A quick way to match the sound of your headphones to that of your studio monitors is simply to use the Brightness control located above the Gain knob. This delivers an approximate fix, but for greater accuracy the EQ section offers a combination of high‑ and low‑cut filters, shelving high and low filters and three parametric‑type filters. These can either be dialled in based on the spec sheet of your headphones or adjusted by ear. There’s also a list of EQ reference curve presets based on popular studio headphones, plus the ability to import impulse responses that can be used in combination with the filters. Reference curves may also be copied and pasted from the Blue Cat FreqAnalyst Multi plug‑in. Imported IRs can be adjusted using the Shift and Mix controls so that their response combines with the filters to provide the desired tonality.

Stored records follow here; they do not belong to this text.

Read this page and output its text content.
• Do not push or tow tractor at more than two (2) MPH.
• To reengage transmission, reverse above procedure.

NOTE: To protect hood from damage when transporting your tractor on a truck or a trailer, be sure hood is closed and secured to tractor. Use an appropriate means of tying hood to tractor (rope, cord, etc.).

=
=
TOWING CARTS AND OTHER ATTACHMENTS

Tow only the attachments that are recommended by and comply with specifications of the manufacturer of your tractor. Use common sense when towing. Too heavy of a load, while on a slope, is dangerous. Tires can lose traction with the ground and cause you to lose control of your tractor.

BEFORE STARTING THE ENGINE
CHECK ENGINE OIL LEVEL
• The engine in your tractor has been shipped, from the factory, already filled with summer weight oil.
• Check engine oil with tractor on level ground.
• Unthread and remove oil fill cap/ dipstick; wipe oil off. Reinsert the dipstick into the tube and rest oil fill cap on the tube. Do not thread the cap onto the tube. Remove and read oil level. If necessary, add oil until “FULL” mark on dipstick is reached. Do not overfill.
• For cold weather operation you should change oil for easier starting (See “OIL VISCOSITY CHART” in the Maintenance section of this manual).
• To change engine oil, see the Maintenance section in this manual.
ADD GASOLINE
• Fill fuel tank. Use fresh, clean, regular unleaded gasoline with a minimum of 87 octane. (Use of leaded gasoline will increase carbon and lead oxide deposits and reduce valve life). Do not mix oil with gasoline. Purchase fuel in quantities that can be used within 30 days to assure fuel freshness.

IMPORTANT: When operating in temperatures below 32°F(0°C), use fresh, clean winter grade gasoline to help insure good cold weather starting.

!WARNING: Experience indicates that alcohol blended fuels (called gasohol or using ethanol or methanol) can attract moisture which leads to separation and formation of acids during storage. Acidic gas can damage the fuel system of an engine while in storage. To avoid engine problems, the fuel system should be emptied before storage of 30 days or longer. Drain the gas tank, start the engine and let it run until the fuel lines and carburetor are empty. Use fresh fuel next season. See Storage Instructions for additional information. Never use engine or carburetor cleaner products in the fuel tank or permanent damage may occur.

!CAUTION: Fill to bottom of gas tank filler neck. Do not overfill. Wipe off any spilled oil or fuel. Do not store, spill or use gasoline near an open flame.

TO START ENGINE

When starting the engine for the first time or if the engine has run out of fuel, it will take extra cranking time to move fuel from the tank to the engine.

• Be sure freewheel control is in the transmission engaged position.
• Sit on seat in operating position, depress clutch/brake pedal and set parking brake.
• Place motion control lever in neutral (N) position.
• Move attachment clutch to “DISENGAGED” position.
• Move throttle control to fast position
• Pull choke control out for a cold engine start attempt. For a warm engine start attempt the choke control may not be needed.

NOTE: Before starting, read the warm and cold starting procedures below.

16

Another alternative to using the EQ and/or headphone compensation impulse responses alone is to pick one of the presets that sounds closest to the way your monitors sound using your own headphones, then tweak the EQ manually to get the sound to match as best you can. Of course you can load any type of IR, so you can add the character of a particular room.
Re‑Head should be the last plug‑in in the monitoring chain, though it may also be used to process performer headphone mixes to make them feel more comfortable. It should not be used when monitoring via loudspeakers and if it is inserted into your main mix bus, you need to remember to bypass it when bouncing the mix to stereo.
While it’s not as ambitious as something like Waves’ Abbey Road Studio Three monitoring plug‑in, which follows your head motion and provides a choice of the three sets of monitors in that studio, Re‑Head still makes monitoring via headphones for a long period of time more comfortable, and it provides a good approximation of working on speakers.
I wouldn’t personally use a system of this kind to sign off a final mix (you really need to check it on speakers and conventional headphones), but I can see benefits in this virtual‑speaker approach when tracking, or when doing the legwork for a mix in situations where speakers simply aren’t an option. Blue Cat are to be applauded for making this plug‑in so easy to use.
For alternative speaker‑like experiences when listening on headphones, check out Waves’ Abbey Road and Nx, Sonarworks Reference 4, ToneBoosters Isone and 112dB’s Redline Monitor, amongst others.
- Easy to use.
- Makes headphone monitoring sound more ‘natural’.
- Interesting ‘speaker height’ feature.
- Can import EQ profiles and impulses.
- I wouldn’t want to rely on such tools alone for making final mix decisions.
- A useful tool for performer monitoring and for working on a mix where speaker monitoring is impractical.
€49. Discounted price of €39 when going to press. Prices include VAT.
$49. Discounted price of $39 when going to press.